Without estimating the traffic impact of a fix before it’s live, it’s just a guess—and we both know guesses don’t cut it in budget meetings.
Let me share a framework I use to transform messy data into reliable estimates. It’s not perfect, but it’s solid enough to prioritize with confidence and explain my strategy in any meeting.
Why every recommendation can’t be high priority
I’ve seen teams spend sprints on minor schema issues, ignoring a bigger problem—like a title tag bug affecting thousands of pages. Both were marked as “high priority,” but the traffic impact of one was negligible compared to the other.
Traffic guides true priority. While we can’t neglect brand visibility or UX, traffic offers a universal measure to compare efforts. Without quantified impact, you’re letting the loudest voice, or the most tempting technical puzzle, dictate your roadmap instead of focusing on what truly drives business value.
Plus, SERP landscapes have changed drastically. According to SparkToro, 68% of U.S. Google searches this year ended without a click, up significantly since just two years ago.

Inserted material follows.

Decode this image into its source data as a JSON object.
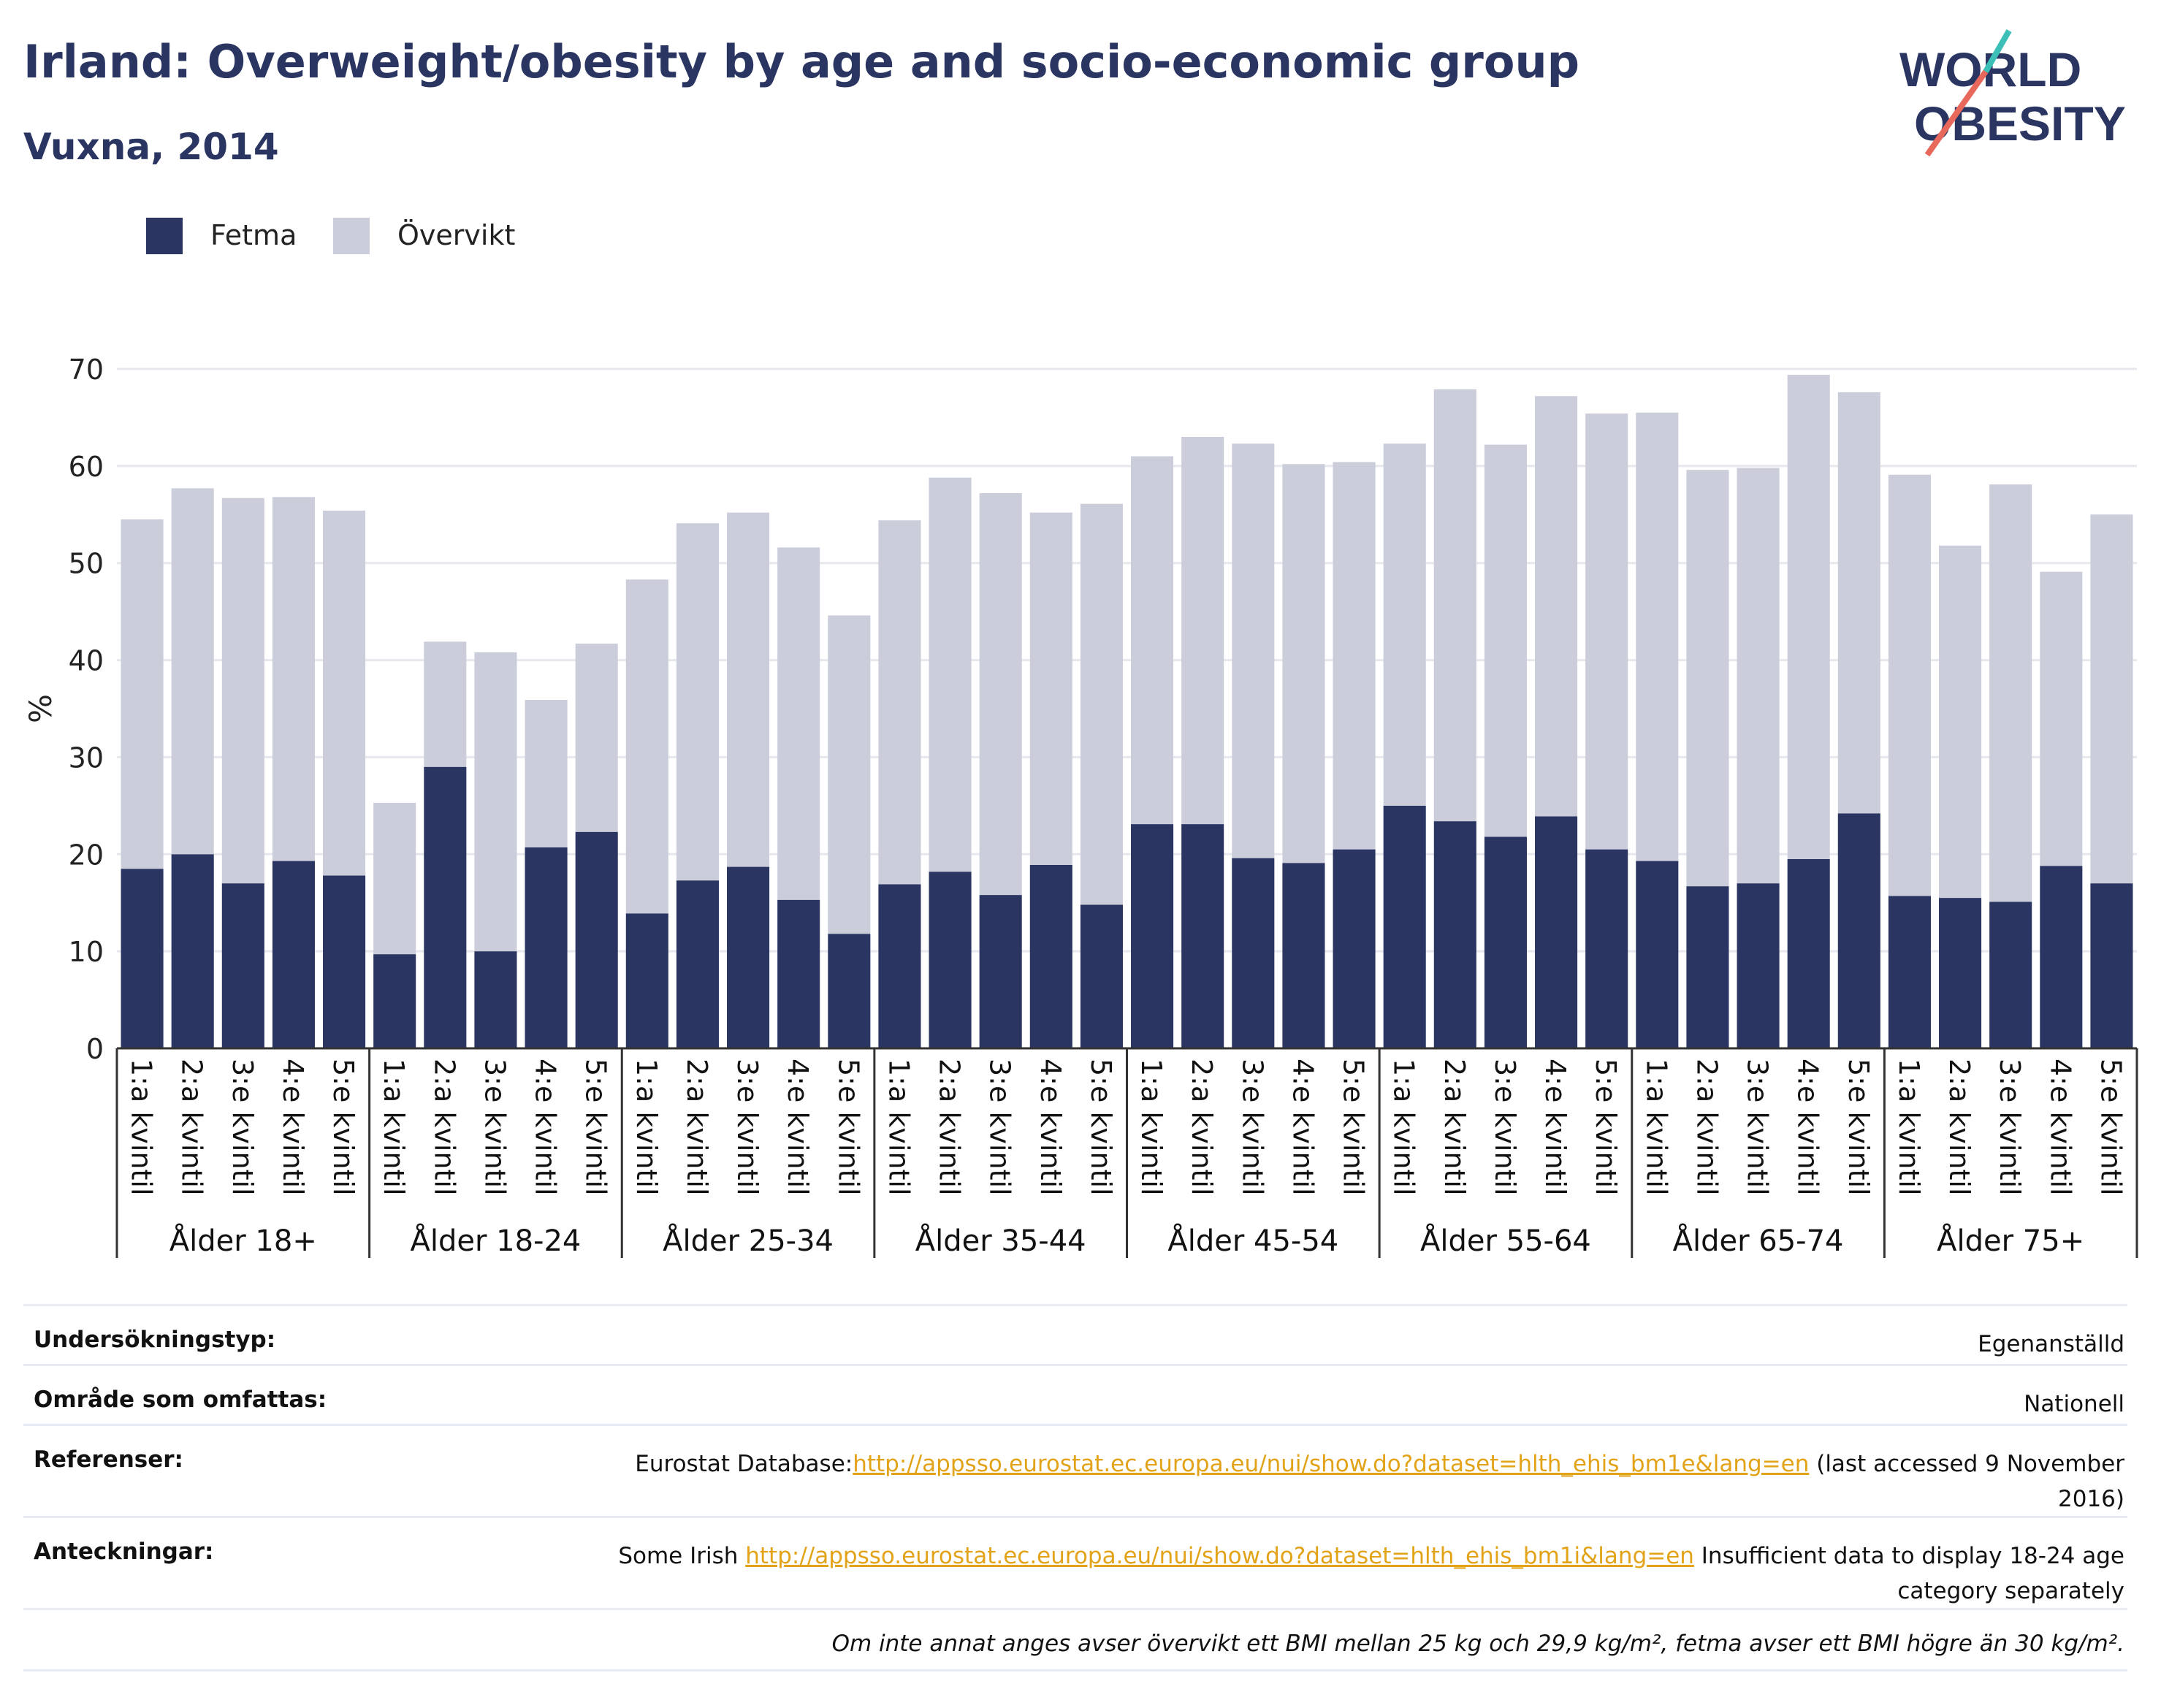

With AI Overviews intercepting traffic, the impact of a ranking improvement can vary wildly by SERP layout. Jumping to position three on a commercial keyword might be gold, but on an informational query dominated by AI? Not necessarily.
Your forecasts should account for these dynamics to avoid overpromising.
Step 1: Define the scope
Before making any estimates, I always define the scope. Is the adjustment sitewide, a template fix, or a single-page optimization? Each scenario changes the math.
Sitewide technical fixes
These encompass site speed, mobile usability, HTTPS migrations, and Core Web Vitals. They influence every page, but not uniformly. Address areas with pages on the borderline of failing tests first.
Template-level changes
Fixes like rewriting title tags can have a major impact, but it’s vital to focus where traffic truly exists. Product templates might garner the majority of clicks, while blogs might trail behind.
Individual page optimizations
Actions like updating meta descriptions can provide quick wins, but their small scale might not significantly impact the business. Focus on these without losing sight of larger opportunities.
Organic clicks serve as a baseline. By filtering affected URLs and reviewing trends, I assess urgency and context.
Impressions and near-win rankings pinpoint real potential. Pages ranked 8-15 are ripe for improvements—push them higher for a CTR boost.
SERP features can greatly influence CTR. Using Search Console’s AI Mode data, I check for AI Overview dominance and adjust expectations.
Step 3: Estimate potential lift
Now, it’s time for educated estimation.
Your own history
When I’ve optimized similar pages before, I use those outcomes as future baselines. Keeping track of past projects builds a valuable benchmarking library.
Competitor benchmarks and SERP analysis
Review competitors and pinpoint their advantages, whether it’s content depth, UX, or backlinks. Aiming to close these gaps can justify a ranking gain.
AI-influenced CTR assumptions
Forecasting can falter without updated CTR assumptions. Seer’s research shows drastic CTR changes due to AI integration. Staying aware of these shifts is essential.
Step 4: Build three scenarios, not one number
One definitive forecast can be deceptive. I prefer building three—conservative, expected, and aggressive—to provide a range that reflects real possibilities.
In the conservative model, expect partial implementations and competition improvements. With the expected model, rely on solid historical benchmarks. The aggressive model accounts for perfect execution and fast indexing.
This comprehensive view guides stakeholders through potential outcomes, ensuring transparency and credibility.
Step 5: Use the forecast to build your roadmap
After forecasting, I compare traffic impact predictions to effort levels using frameworks like RICE. This demonstrates which initiatives offer the most value for the effort and helps align priorities with business goals.
A well-organized roadmap doesn’t just appeal to me but speaks clearly to everyone involved, highlighting efficiency and business impact.